Bug #6238
openAF-XDP crash when closing Suricata while receiving traffic
Description
I am currently doing research on AF_XDP and I encountered a bug that is present in multi-process and multi-threaded configurations of AF_XDP programs. I believe there is a race condition that causes an IO_PAGEFAULT and the entire OS to crash when it is encountered. This bug can be reproduced using Suricata release 7.0.0-rc1, or another program where multiple user space processes each with an AF_XDP socket are created.
I have attached some sample code that has should be able to reproduce the bug. This code creates n processes where n is the number of RX queues specified by the user.

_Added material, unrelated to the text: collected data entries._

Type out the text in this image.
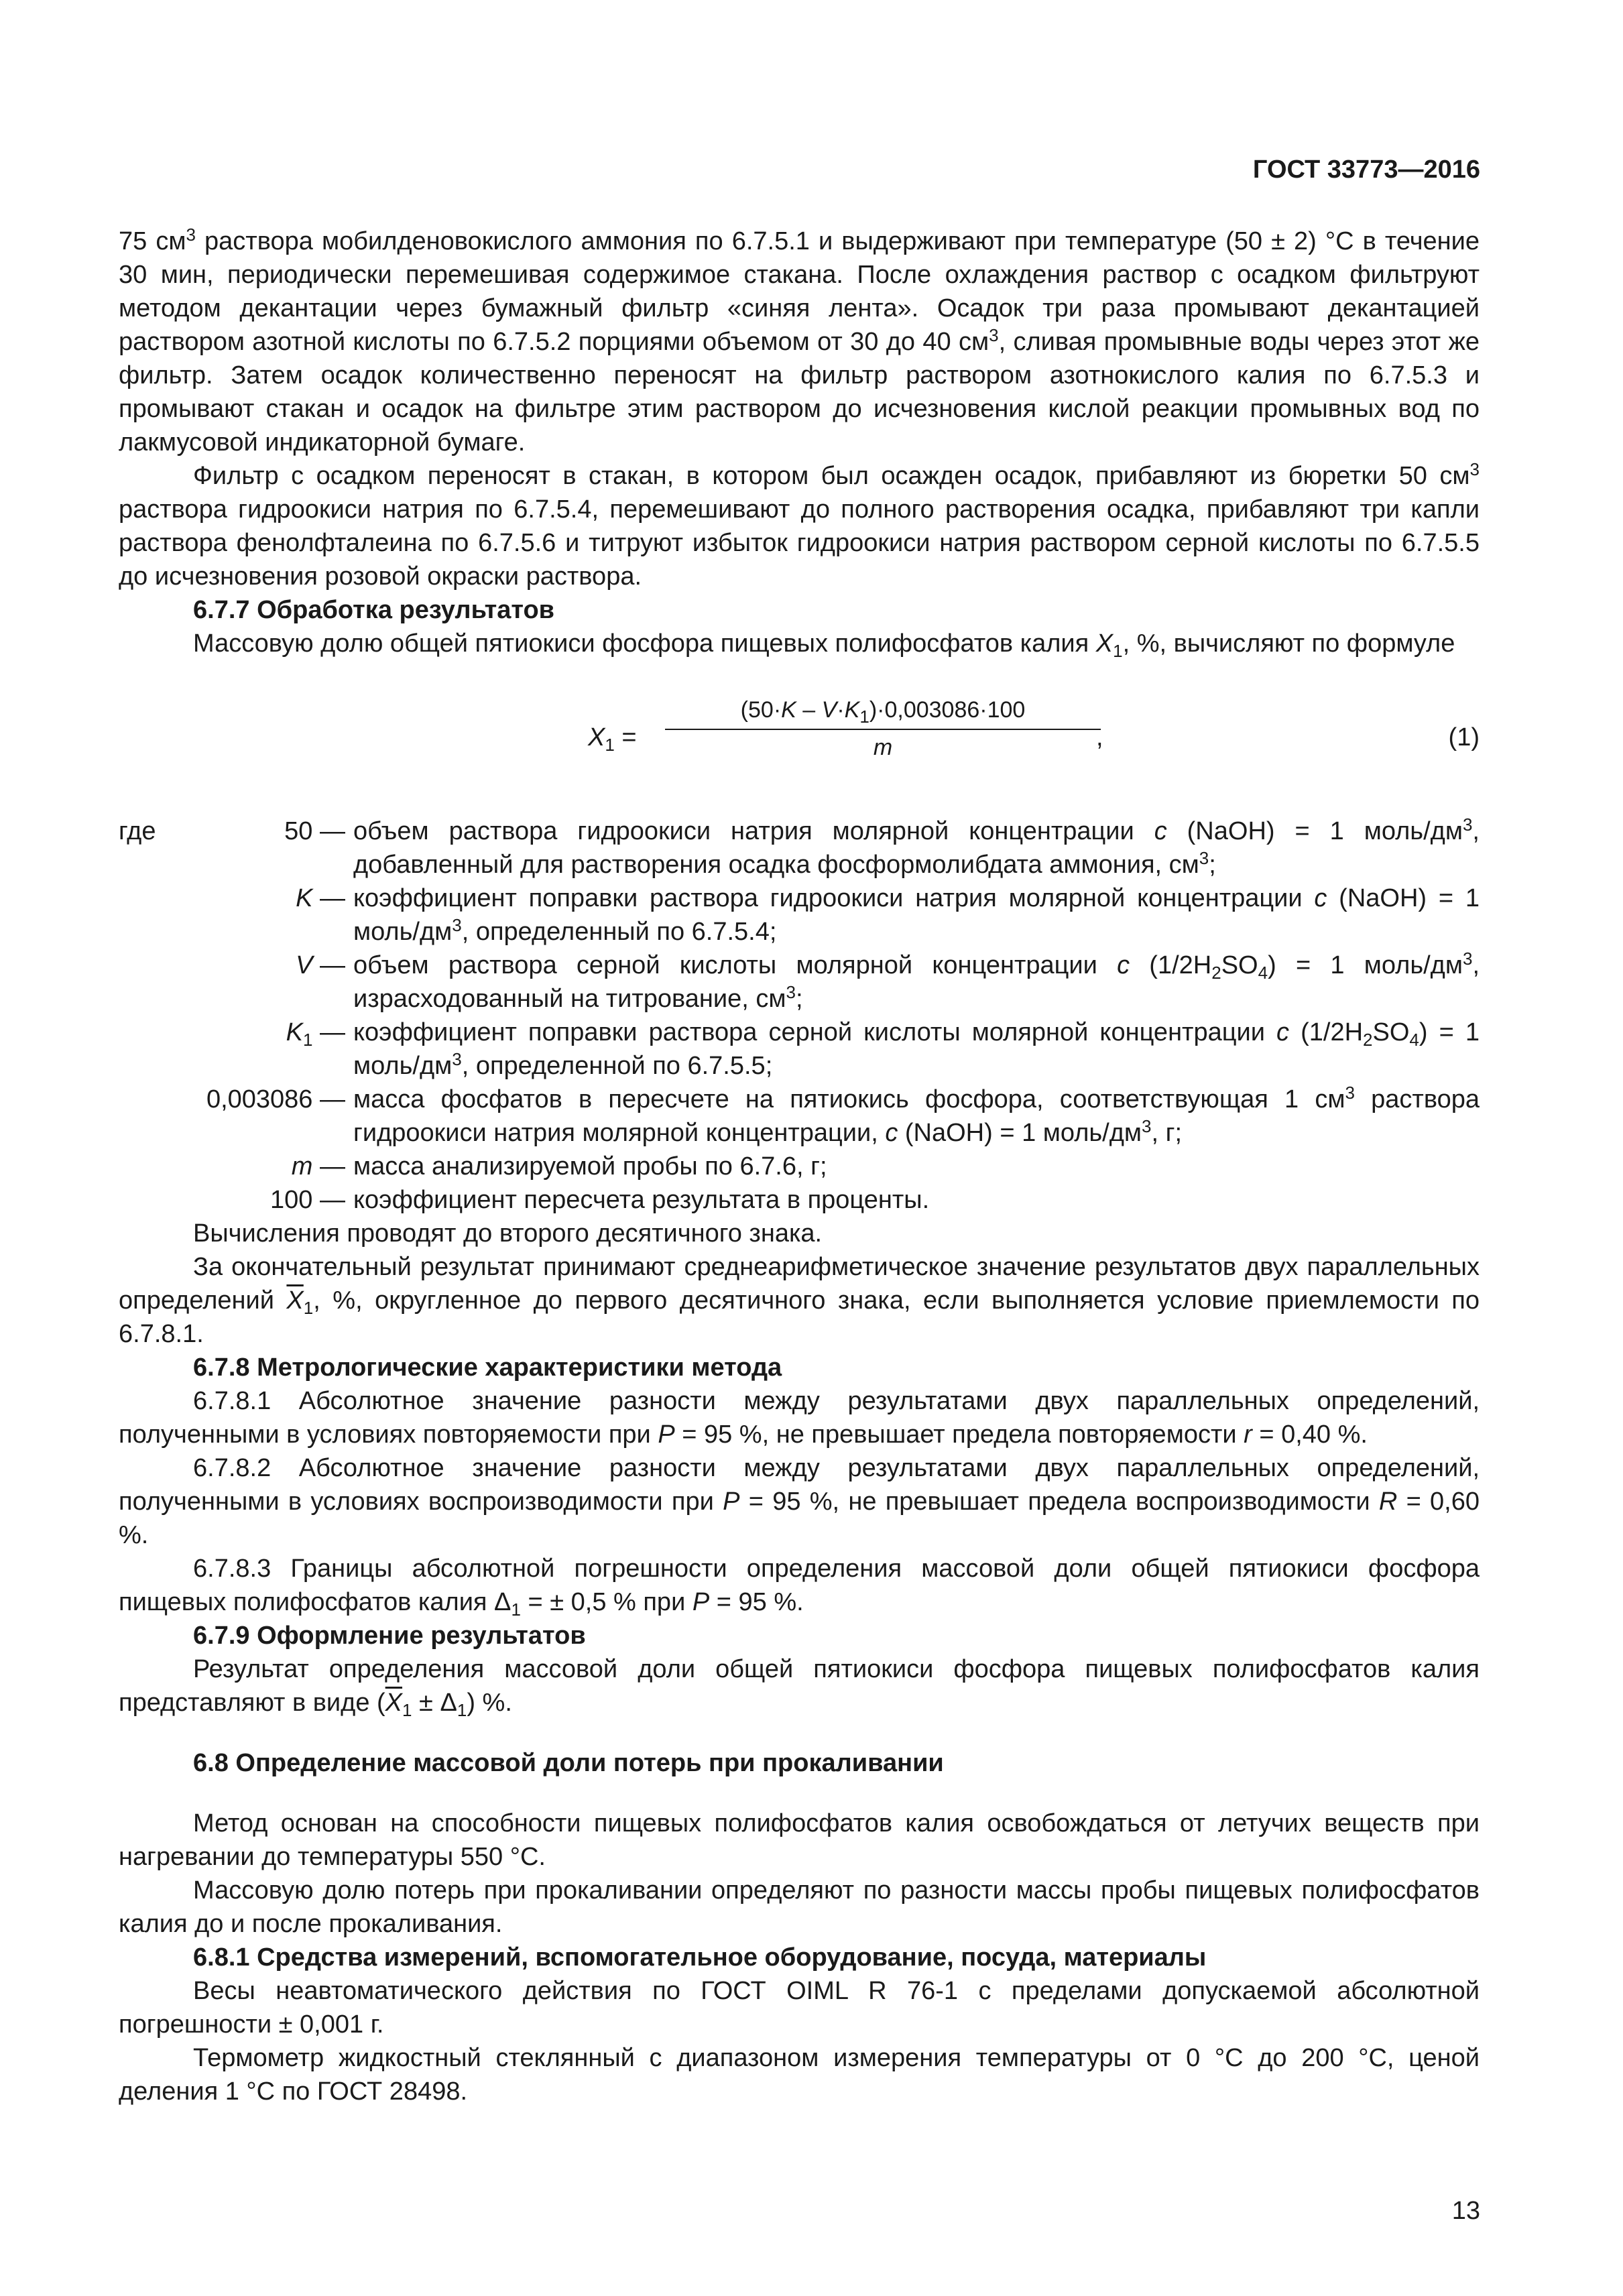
ГОСТ 33773—2016

75 $см^3$ раствора мобилденовокислого аммония по 6.7.5.1 и выдерживают при температуре (50 ± 2) °С в течение 30 мин, периодически перемешивая содержимое стакана. После охлаждения раствор с осадком фильтруют методом декантации через бумажный фильтр «синяя лента». Осадок три раза промывают декантацией раствором азотной кислоты по 6.7.5.2 порциями объемом от 30 до 40 $см^3$, сливая промывные воды через этот же фильтр. Затем осадок количественно переносят на фильтр раствором азотнокислого калия по 6.7.5.3 и промывают стакан и осадок на фильтре этим раствором до исчезновения кислой реакции промывных вод по лакмусовой индикаторной бумаге.

Фильтр с осадком переносят в стакан, в котором был осажден осадок, прибавляют из бюретки 50 $см^3$ раствора гидроокиси натрия по 6.7.5.4, перемешивают до полного растворения осадка, прибавляют три капли раствора фенолфталеина по 6.7.5.6 и титруют избыток гидроокиси натрия раствором серной кислоты по 6.7.5.5 до исчезновения розовой окраски раствора.

6.7.7 Обработка результатов

Массовую долю общей пятиокиси фосфора пищевых полифосфатов калия $X_1$, %, вычисляют по формуле

$X_1 = \frac{(50\cdot K - V\cdot K_1)\cdot 0,003086\cdot 100}{m}$
,	(1)
где	50 — объем раствора гидроокиси натрия молярной концентрации c (NaOH) = 1 моль/$дм^3$, добавленный для растворения осадка фосформолибдата аммония, $см^3$;
K — коэффициент поправки раствора гидроокиси натрия молярной концентрации c (NaOH) = 1 моль/$дм^3$, определенный по 6.7.5.4;
V — объем раствора серной кислоты молярной концентрации c $(1/2H_2SO_4) = 1$ моль/$дм^3$, израсходованный на титрование, $см^3$;
$K_1$ — коэффициент поправки раствора серной кислоты молярной концентрации c $(1/2H_2SO_4) = 1$ моль/$дм^3$, определенной по 6.7.5.5;
0,003086 — масса фосфатов в пересчете на пятиокись фосфора, соответствующая 1 $см^3$ раствора гидроокиси натрия молярной концентрации, c (NaOH) = 1 моль/$дм^3$, г;
m — масса анализируемой пробы по 6.7.6, г;
100 — коэффициент пересчета результата в проценты.

Вычисления проводят до второго десятичного знака.

За окончательный результат принимают среднеарифметическое значение результатов двух параллельных определений $\overline{X}_1$, %, округленное до первого десятичного знака, если выполняется условие приемлемости по 6.7.8.1.

6.7.8 Метрологические характеристики метода

6.7.8.1 Абсолютное значение разности между результатами двух параллельных определений, полученными в условиях повторяемости при P = 95 %, не превышает предела повторяемости r = 0,40 %.

6.7.8.2 Абсолютное значение разности между результатами двух параллельных определений, полученными в условиях воспроизводимости при P = 95 %, не превышает предела воспроизводимости R = 0,60 %.

6.7.8.3 Границы абсолютной погрешности определения массовой доли общей пятиокиси фосфора пищевых полифосфатов калия $\Delta_1$ = ± 0,5 % при P = 95 %.

6.7.9 Оформление результатов

Результат определения массовой доли общей пятиокиси фосфора пищевых полифосфатов калия представляют в виде $(\overline{X}_1 \pm \Delta_1)$ %.

6.8 Определение массовой доли потерь при прокаливании

Метод основан на способности пищевых полифосфатов калия освобождаться от летучих веществ при нагревании до температуры 550 °С.

Массовую долю потерь при прокаливании определяют по разности массы пробы пищевых полифосфатов калия до и после прокаливания.

6.8.1 Средства измерений, вспомогательное оборудование, посуда, материалы

Весы неавтоматического действия по ГОСТ OIML R 76-1 с пределами допускаемой абсолютной погрешности ± 0,001 г.

Термометр жидкостный стеклянный с диапазоном измерения температуры от 0 °С до 200 °С, ценой деления 1 °С по ГОСТ 28498.

13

In my experience the higher the number of processes/RX queues used, the higher the likelihood of triggering the crash.
To change the number of RX queues, use Ethtool to set the number of combined RX queues, this may vary depending on network card:
sudo ethtool -L <interface> combined <number of RX queues>
Compile the code using make and run the code as such:
sudo -E ./xdp_main.o <interface> <number of child processes> consec
To get the crash to show up, lots of traffic needs to be sent to the network interface. In our experimental setup, a machine using Pktgen is sending traffic to the machine running the AF_XDP code at max line rate. Using Pktgen, vary the IP/MAC addresses of each packet to make sure the packets are somewhat evenly distributed across each RX queue. This may help with reproducing the bug. Also be sure the interface is set to promiscuous mode.
While sending traffic at max line rate, send a SIGINT to the AF_XDP program receiving the traffic to terminate the program. Sometimes an IO_PAGEFAULT will occur. This is more common than not. Also attached are some screen shots of the terminal and of the output our server gives.

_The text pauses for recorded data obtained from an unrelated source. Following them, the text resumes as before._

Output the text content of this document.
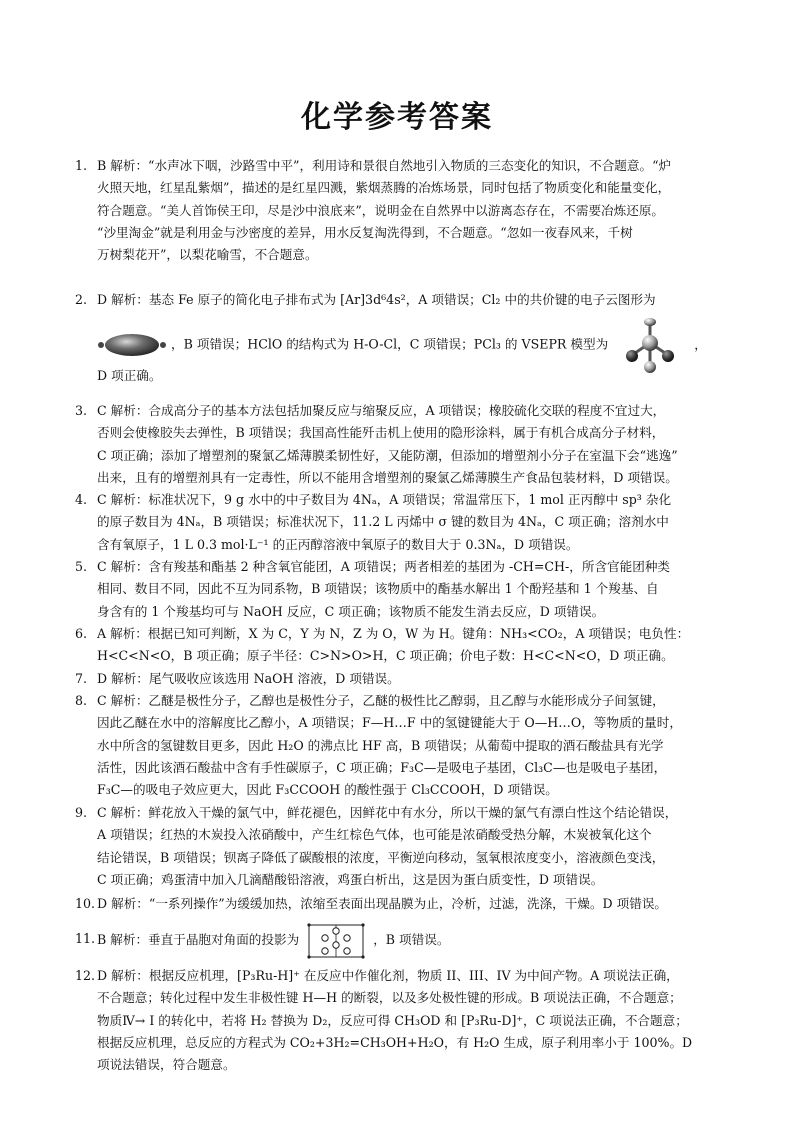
化学参考答案
1. B 解析：“水声冰下咽，沙路雪中平”，利用诗和景很自然地引入物质的三态变化的知识，不合题意。“炉
火照天地，红星乱紫烟”，描述的是红星四溅，紫烟蒸腾的冶炼场景，同时包括了物质变化和能量变化，
符合题意。“美人首饰侯王印，尽是沙中浪底来”，说明金在自然界中以游离态存在，不需要冶炼还原。
“沙里淘金”就是利用金与沙密度的差异，用水反复淘洗得到，不合题意。“忽如一夜春风来，千树
万树梨花开”，以梨花喻雪，不合题意。
2. D 解析：基态 Fe 原子的简化电子排布式为 [Ar]3d⁶4s²，A 项错误；Cl₂ 中的共价键的电子云图形为
，B 项错误；HClO 的结构式为 H-O-Cl，C 项错误；PCl₃ 的 VSEPR 模型为	，
D 项正确。
3. C 解析：合成高分子的基本方法包括加聚反应与缩聚反应，A 项错误；橡胶硫化交联的程度不宜过大，
否则会使橡胶失去弹性，B 项错误；我国高性能歼击机上使用的隐形涂料，属于有机合成高分子材料，
C 项正确；添加了增塑剂的聚氯乙烯薄膜柔韧性好，又能防潮，但添加的增塑剂小分子在室温下会“逃逸”
出来，且有的增塑剂具有一定毒性，所以不能用含增塑剂的聚氯乙烯薄膜生产食品包装材料，D 项错误。
4. C 解析：标准状况下，9 g 水中的中子数目为 4Nₐ，A 项错误；常温常压下，1 mol 正丙醇中 sp³ 杂化
的原子数目为 4Nₐ，B 项错误；标准状况下，11.2 L 丙烯中 σ 键的数目为 4Nₐ，C 项正确；溶剂水中
含有氧原子，1 L 0.3 mol·L⁻¹ 的正丙醇溶液中氧原子的数目大于 0.3Nₐ，D 项错误。
5. C 解析：含有羧基和酯基 2 种含氧官能团，A 项错误；两者相差的基团为 -CH=CH-，所含官能团种类
相同、数目不同，因此不互为同系物，B 项错误；该物质中的酯基水解出 1 个酚羟基和 1 个羧基、自
身含有的 1 个羧基均可与 NaOH 反应，C 项正确；该物质不能发生消去反应，D 项错误。
6. A 解析：根据已知可判断，X 为 C，Y 为 N，Z 为 O，W 为 H。键角：NH₃<CO₂，A 项错误；电负性：
H<C<N<O，B 项正确；原子半径：C>N>O>H，C 项正确；价电子数：H<C<N<O，D 项正确。
7. D 解析：尾气吸收应该选用 NaOH 溶液，D 项错误。
8. C 解析：乙醚是极性分子，乙醇也是极性分子，乙醚的极性比乙醇弱，且乙醇与水能形成分子间氢键，
因此乙醚在水中的溶解度比乙醇小，A 项错误；F—H…F 中的氢键键能大于 O—H…O，等物质的量时，
水中所含的氢键数目更多，因此 H₂O 的沸点比 HF 高，B 项错误；从葡萄中提取的酒石酸盐具有光学
活性，因此该酒石酸盐中含有手性碳原子，C 项正确；F₃C—是吸电子基团，Cl₃C—也是吸电子基团，
F₃C—的吸电子效应更大，因此 F₃CCOOH 的酸性强于 Cl₃CCOOH，D 项错误。
9. C 解析：鲜花放入干燥的氯气中，鲜花褪色，因鲜花中有水分，所以干燥的氯气有漂白性这个结论错误，
A 项错误；红热的木炭投入浓硝酸中，产生红棕色气体，也可能是浓硝酸受热分解，木炭被氧化这个
结论错误，B 项错误；钡离子降低了碳酸根的浓度，平衡逆向移动，氢氧根浓度变小，溶液颜色变浅，
C 项正确；鸡蛋清中加入几滴醋酸铅溶液，鸡蛋白析出，这是因为蛋白质变性，D 项错误。
10. D 解析：“一系列操作”为缓缓加热，浓缩至表面出现晶膜为止，冷析，过滤，洗涤，干燥。D 项错误。
11. B 解析：垂直于晶胞对角面的投影为	，B 项错误。
12. D 解析：根据反应机理，[P₃Ru-H]⁺ 在反应中作催化剂，物质 II、III、IV 为中间产物。A 项说法正确，
不合题意；转化过程中发生非极性键 H—H 的断裂，以及多处极性键的形成。B 项说法正确，不合题意；
物质Ⅳ→ I 的转化中，若将 H₂ 替换为 D₂，反应可得 CH₃OD 和 [P₃Ru-D]⁺，C 项说法正确，不合题意；
根据反应机理，总反应的方程式为 CO₂+3H₂=CH₃OH+H₂O，有 H₂O 生成，原子利用率小于 100%。D
项说法错误，符合题意。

The bug occurs because each process has the same STDIN file descriptor and as a result each child process gets the same SIGINT signal at the same time causing them all to terminate at once. During this, I believe a race condition is reached where the AF_XDP program is still receiving packets and is trying to write them to a UMEM that no longer exists. The order of operations to cause this would be:
1. XDP program looks up AF_XDP socket in XSKS_MAP
2. User space program deletes UMEM and/or AF_XDP socket
3. XDP program tries to write packet to UMEM
This is being addressed in the linux kernel but I have created a fix for suricata and am implementing it now.
Files
Updated by Joseph Reilly over 1 year ago
- Status changed from In Progress to In Review
Updated by Juliana Fajardini Reichow over 1 year ago
PR for review: https://github.com/OISF/suricata/pull/9315